Angesichts der mangelnden Datenlage gibt es keine Gewissheit, inwiefern dies für alle Frauen gewährleistet ist. Auch hinsichtlich der Qualität der Versorgung gibt es zu wenige Informationen. Die Länder haben nach §13 Abs. 2 des Schwangerschaftskonfliktgesetztes die Aufgabe, eine ausreichende Versorgung sicherzustellen. Vor diesem Hintergrund muss auch die Stadt Verantwortung übernehmen. Dazu gehört, dass an Städtischen Kliniken Schwangerschaftsabbrüche bei ungewollter Schwangerschaft vorgenommen werden. Auch städtische Einrichtungen sollen so einen Beitrag zur Versorgungssicherheit leisten. Es geht um mehr als eine medizinische Frage. Die Entscheidung ob, wann und wie viele Kinder eine Frau* möchte, gehört zu den intimsten und weitreichendsten für das eigene Leben. Gnadenhalber, in gewissen Grenzen, einen Schwangerschaftsabbruch nicht zu verfolgen (wie es die derzeitige Gesetzeslage tut), spricht Frauen* ihre Mündigkeit in dieser Frage ab. Dabei kann niemand die eigene Situation so gut beurteilen wie die Betroffene selbst.

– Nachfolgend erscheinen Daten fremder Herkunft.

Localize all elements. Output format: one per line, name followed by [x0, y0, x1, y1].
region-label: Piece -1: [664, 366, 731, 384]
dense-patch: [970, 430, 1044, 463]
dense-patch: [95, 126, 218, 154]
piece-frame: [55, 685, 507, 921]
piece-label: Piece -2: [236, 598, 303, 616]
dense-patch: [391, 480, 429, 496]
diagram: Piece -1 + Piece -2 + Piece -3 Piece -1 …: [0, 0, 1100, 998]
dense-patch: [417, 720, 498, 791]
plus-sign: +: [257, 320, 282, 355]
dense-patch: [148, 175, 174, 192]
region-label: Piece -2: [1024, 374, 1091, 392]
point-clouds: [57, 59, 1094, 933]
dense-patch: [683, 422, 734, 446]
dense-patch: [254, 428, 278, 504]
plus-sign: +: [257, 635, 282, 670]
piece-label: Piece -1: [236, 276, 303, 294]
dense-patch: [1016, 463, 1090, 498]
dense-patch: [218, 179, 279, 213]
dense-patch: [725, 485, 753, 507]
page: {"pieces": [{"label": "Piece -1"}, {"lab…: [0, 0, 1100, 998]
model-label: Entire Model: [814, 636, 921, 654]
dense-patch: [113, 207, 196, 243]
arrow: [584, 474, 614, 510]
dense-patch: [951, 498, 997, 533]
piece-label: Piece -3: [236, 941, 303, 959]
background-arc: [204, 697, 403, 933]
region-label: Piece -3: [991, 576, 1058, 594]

Solange seitens des Bundes keine Veränderungen eintreten, muss auf kommunaler Ebene das Recht auf Familienplanung durch eine gute Versorgung sichergestellt werden. Frauen* schließt ausdrücklich auch Trans- und nichtbinär-geschlechtliche Bürger*innen ein.

Unterzeichnet von:

Mathilde Göttel, Karin Binder DIE LINKE

Zoe Mayer, Jorinda Fahringer GRÜNE

Die Anfrage wurde auf der Gemeinderatssitzung am 24.03.2020 unter TOP 52 behandelt.